Privacy-preserving statistical quantitative rules mining

Jing Wei-Wei , Huang Liu-Sheng, Yao Yi-Fei, Xu Wei-Jiang   

  1. Department of Computer Science and Technology, University of Science and Technology of China, Hefei 230027, China; National High Performance Computing Center at Hefei, Hefei 230027, China
  • Received:1900-01-01 Revised:1900-01-01 Published:2008-11-15

摘要: 统计量化规则(SQ rule)在数据挖掘中拥有重要和有用的地位。尽管集中式挖掘SQ规则的算法已经存在,但是集中式算法不能简单应用到分布式环境中,尤其涉及到分布式环境中各方的私有信息保护的时候。考虑数据分布共享的多方,在不泄漏各自的私有信息的情况下,合作完成SQ规则的挖掘问题。该问题属于保护私有信息的数据挖掘(PPDM)研究领域的问题。基于3个PPDM的基本工具,包括安全求和、安全求平均和安全求频繁项集的集合等,提交2个算法,共同完成水平划分数据下的保护私有信息的SQ规则挖掘。其中,一个算法安全计算置信区间,该区间用来检验规则的重要性;另一个算法安全挖掘规则。最后,给出算法的正确性、安全性和复杂性分析。

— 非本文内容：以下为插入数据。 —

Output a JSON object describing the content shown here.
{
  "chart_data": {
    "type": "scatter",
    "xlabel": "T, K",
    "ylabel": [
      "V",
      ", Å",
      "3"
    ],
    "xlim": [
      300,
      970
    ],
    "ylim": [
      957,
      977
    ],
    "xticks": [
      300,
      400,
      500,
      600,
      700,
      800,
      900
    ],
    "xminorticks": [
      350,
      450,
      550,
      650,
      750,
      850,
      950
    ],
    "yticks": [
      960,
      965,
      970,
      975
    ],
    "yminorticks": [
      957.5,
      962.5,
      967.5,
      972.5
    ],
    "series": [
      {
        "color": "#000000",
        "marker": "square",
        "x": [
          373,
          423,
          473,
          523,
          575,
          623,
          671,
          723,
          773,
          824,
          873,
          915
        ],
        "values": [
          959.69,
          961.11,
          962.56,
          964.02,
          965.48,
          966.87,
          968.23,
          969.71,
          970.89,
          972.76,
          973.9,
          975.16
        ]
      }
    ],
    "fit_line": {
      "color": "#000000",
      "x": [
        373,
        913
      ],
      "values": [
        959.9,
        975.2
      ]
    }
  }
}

关键词: 安全多方计算, 保护私有信息的数据挖掘, 统计量化规则

Abstract: Statistical Quantitative (SQ) rule plays an important and useful role in data mining. Centralized algorithms have been presented for SQ rules mining. However, the algorithms cannot be easily applied to mining SQ rules on distributed data, where privacy of parties becomes great concerns. This paper considers the problem of mining SQ rules without revealing the private information of parties who compute jointly and share distributed data. The issue is an area of Privacy-Preserving Data Mining (PPDM) research. Based on several basic tools for PPDM, including secure sum, secure mean and secure frequent itemsets, this paper presents two algorithms to accomplish privacy-preserving SQ rules mining over horizontally partitioned data. One is to securely compute confidence intervals for testing the significance of rules; the other is to securely discover SQ rules. Besides, the analysis of the correctness, the security and the complexity of our algorithms are provided.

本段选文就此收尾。